Opinión

Hacia un nuevo humanismo (II)

En el artículo anterior, concluía que la globalización y la pandemia nos impulsan a retomar la idea de la unidad del género humano puesta en cuestión por el posmodernismo. Sin embargo creo que se debe de admitir parte de la crítica que este movimiento filosófico dirigió en su momento al concepto de ‘Hombre’, tal como fue entendido por la modernidad ilustrada y decimonónica, vinculado a la hegemonía de la razón tecnocientífica y al progreso industrial, y por lo tanto a un eurocentrismo muy próximo a la depredación colonial. Este ‘humanismo’ pecaba pues paradójicamente de ‘inhumano’ en tanto que excluyente de otras formas y estilos de vida presentes de hecho en la humanidad real; pero también limitaba el concepto de lo humano a su aspecto racional, dejando fuera la emotividad, e incluso como la propia palabra ‘Hombre’ implícitamente indicaba, el aspecto femenino de nuestro ser.

El nuevo humanismo que algunos postulamos tiene que superar esas deficiencias y parcialidades del anterior, asumiendo en su interior y a la vez superando la crítica posmoderna. Edgar Morin apuntó ya en ese sentido cuando señaló que “lo que está muriendo en nuestros días no es la noción de hombre, sino un concepto insular del hombre, cercenado de la naturaleza, incluso de la suya propia”, y que “no deben despreciarse la afectividad, el desorden, la neurosis, la aleatoriedad. El auténtico hombre se halla en la dialéctica sapiens-demens…” (E. Morin, ‘El paradigma perdido.’). El ser humano es algo más que razón y técnica: es también sentimiento, es deseo, amor y temor, pasión y compasión; un auténtico “héroe de mil caras” —en expresión de Joseph Camp-bell— que nunca se agota del todo en una única definición. Pero precisamente esta plasticidad, este carácter indeterminado, proteico y polifacético, es uno de los rasgos distintivos de este nuevo concepto de humanidad que debe ser entendida más correctamente ahora como unidad en la diversidad.
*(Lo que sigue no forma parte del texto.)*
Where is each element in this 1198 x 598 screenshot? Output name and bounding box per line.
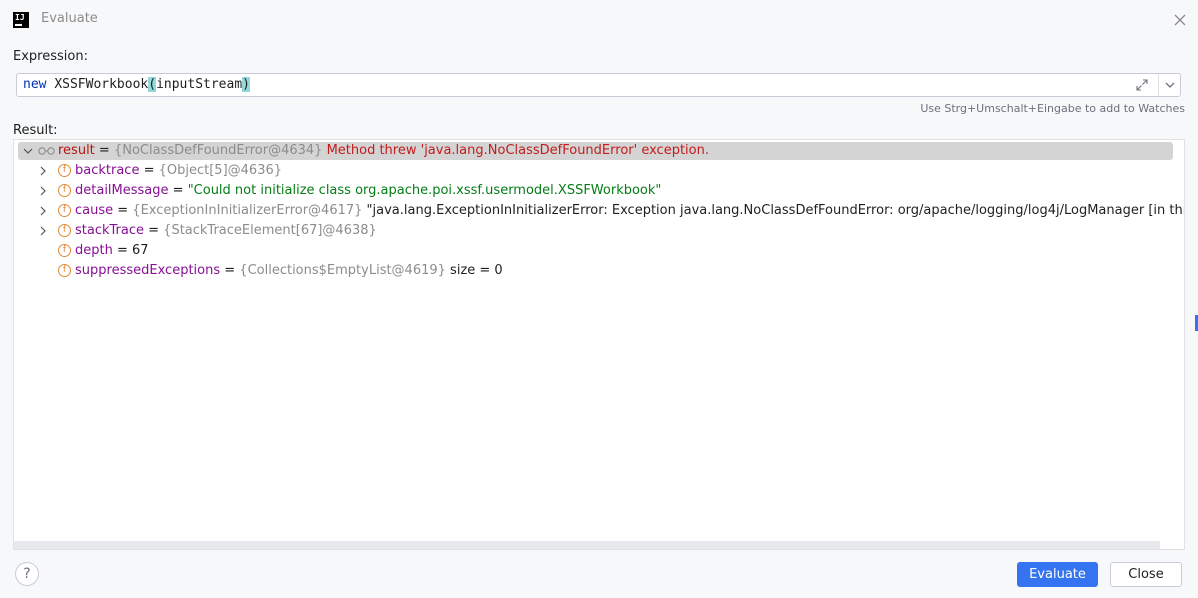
- tree-row-text: cause = {ExceptionInInitializerError@461…: [75, 203, 1184, 218]
- field-ref: {ExceptionInInitializerError@4617}: [132, 203, 363, 218]
- field-eq: =: [139, 163, 159, 178]
- window-title: Evaluate: [41, 11, 98, 26]
- expression-label: Expression:: [13, 49, 88, 64]
- help-button[interactable]: ?: [15, 562, 39, 586]
- field-name: stackTrace: [75, 223, 144, 238]
- horizontal-scrollbar[interactable]: [14, 541, 1160, 549]
- field-icon: f: [58, 204, 71, 217]
- close-icon[interactable]: [1172, 12, 1188, 28]
- intellij-app-icon: IJ: [13, 12, 29, 28]
- result-line: result = {NoClassDefFoundError@4634} Met…: [58, 143, 709, 158]
- tree-row-result[interactable]: result = {NoClassDefFoundError@4634} Met…: [18, 142, 1173, 160]
- field-icon: f: [58, 164, 71, 177]
- field-value: 67: [132, 243, 149, 258]
- field-icon: f: [58, 244, 71, 257]
- expression-class: XSSFWorkbook: [54, 77, 149, 92]
- field-eq: =: [144, 223, 164, 238]
- expression-text[interactable]: new XSSFWorkbook(inputStream): [23, 77, 250, 92]
- tree-row[interactable]: f stackTrace = {StackTraceElement[67]@46…: [14, 221, 1184, 241]
- field-name: depth: [75, 243, 113, 258]
- result-tree[interactable]: result = {NoClassDefFoundError@4634} Met…: [13, 139, 1185, 550]
- watches-hint: Use Strg+Umschalt+Eingabe to add to Watc…: [920, 102, 1185, 115]
- expression-close-paren: ): [242, 77, 250, 92]
- field-name: cause: [75, 203, 114, 218]
- result-name: result: [58, 143, 95, 158]
- tree-row-text: stackTrace = {StackTraceElement[67]@4638…: [75, 223, 377, 238]
- expand-editor-icon[interactable]: [1134, 77, 1150, 93]
- field-value: size = 0: [445, 263, 503, 278]
- field-icon: f: [58, 224, 71, 237]
- chevron-right-icon[interactable]: [36, 184, 50, 198]
- tree-row-text: depth = 67: [75, 243, 149, 258]
- result-label: Result:: [13, 123, 58, 138]
- field-eq: =: [113, 203, 133, 218]
- field-name: suppressedExceptions: [75, 263, 221, 278]
- expression-input[interactable]: new XSSFWorkbook(inputStream): [16, 73, 1181, 97]
- result-eq: =: [94, 143, 114, 158]
- evaluate-button[interactable]: Evaluate: [1017, 562, 1098, 587]
- field-ref: {StackTraceElement[67]@4638}: [163, 223, 377, 238]
- field-value: "java.lang.ExceptionInInitializerError: …: [362, 203, 1184, 218]
- field-eq: =: [112, 243, 133, 258]
- chevron-down-icon[interactable]: [1162, 77, 1178, 93]
- result-message: Method threw 'java.lang.NoClassDefFoundE…: [322, 143, 709, 158]
- expression-argument: inputStream: [156, 77, 243, 92]
- chevron-down-icon[interactable]: [21, 144, 35, 158]
- tree-row-text: suppressedExceptions = {Collections$Empt…: [75, 263, 503, 278]
- tree-row[interactable]: f suppressedExceptions = {Collections$Em…: [14, 261, 1184, 281]
- tree-row-text: backtrace = {Object[5]@4636}: [75, 163, 282, 178]
- expression-open-paren: (: [148, 77, 157, 92]
- tree-row[interactable]: f depth = 67: [14, 241, 1184, 261]
- tree-row[interactable]: f detailMessage = "Could not initialize …: [14, 181, 1184, 201]
- result-ref: {NoClassDefFoundError@4634}: [113, 143, 323, 158]
- field-icon: f: [58, 264, 71, 277]
- expression-keyword: new: [23, 77, 47, 92]
- watch-glasses-icon: [38, 147, 55, 155]
- tree-row[interactable]: f backtrace = {Object[5]@4636}: [14, 161, 1184, 181]
- field-ref: {Object[5]@4636}: [158, 163, 283, 178]
- tree-row[interactable]: f cause = {ExceptionInInitializerError@4…: [14, 201, 1184, 221]
- close-button[interactable]: Close: [1110, 562, 1182, 587]
- chevron-right-icon[interactable]: [36, 164, 50, 178]
- field-icon: f: [58, 184, 71, 197]
- field-name: backtrace: [75, 163, 140, 178]
- field-value: "Could not initialize class org.apache.p…: [187, 183, 662, 198]
- field-ref: {Collections$EmptyList@4619}: [239, 263, 446, 278]
- chevron-right-icon[interactable]: [36, 204, 50, 218]
- field-name: detailMessage: [75, 183, 169, 198]
- chevron-right-icon[interactable]: [36, 224, 50, 238]
- title-bar: IJ Evaluate: [0, 0, 1198, 40]
- tree-row-text: detailMessage = "Could not initialize cl…: [75, 183, 661, 198]
- field-eq: =: [168, 183, 188, 198]
- dropdown-separator: [1158, 74, 1159, 96]
- field-eq: =: [220, 263, 240, 278]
Si se me permite la autocita, hace muchos años, buscando una descripción distinta del individuo, pergeñé esta: “fragilidad autoconsciente”, que explicaba así: “ser contingente, frágil, y SABERLO, ser consciente de ello: esto es lo específico del hombre, no simplemente ‘pensar’ ; o dicho de otro modo: sé que soy débil, que soy insuficiente y necesitado (de otros) (…) Saberse ser pudiendo no ser, faltándonos ser o siendo insuficientes, es el principio de una nueva filosofía y una civilización comprehensiva, integradora, ‘acogedora’. Es preciso que todos seamos conscientes de nuestra insuficiencia para que la totalidad resulte al mismo tiempo armoniosa y respetuosa de todas las diferencias”.

El otro (el próximo, pero también el distante y distinto) no es pues mi contrario, sino mi complementario, como decía Machado; y la humanidad no es un patrón homogéneo sino plural y complejo, pero que a través de la comunicación y el diálogo es capaz de relacionarse y cooperar. La conciencia de la propia fragilidad que esta pandemia ha puesto de manifiesto con una extensión universal es por ello, a mi entender, una oportunidad para alumbrar un renovado humanismo que no se base ya en el orgulloso poder de la razón y de la técnica sino en la humildad de quien se sabe débil e incompleto, necesitado de la ayuda de los demás y de una naturaleza con la que precisa armonizarse.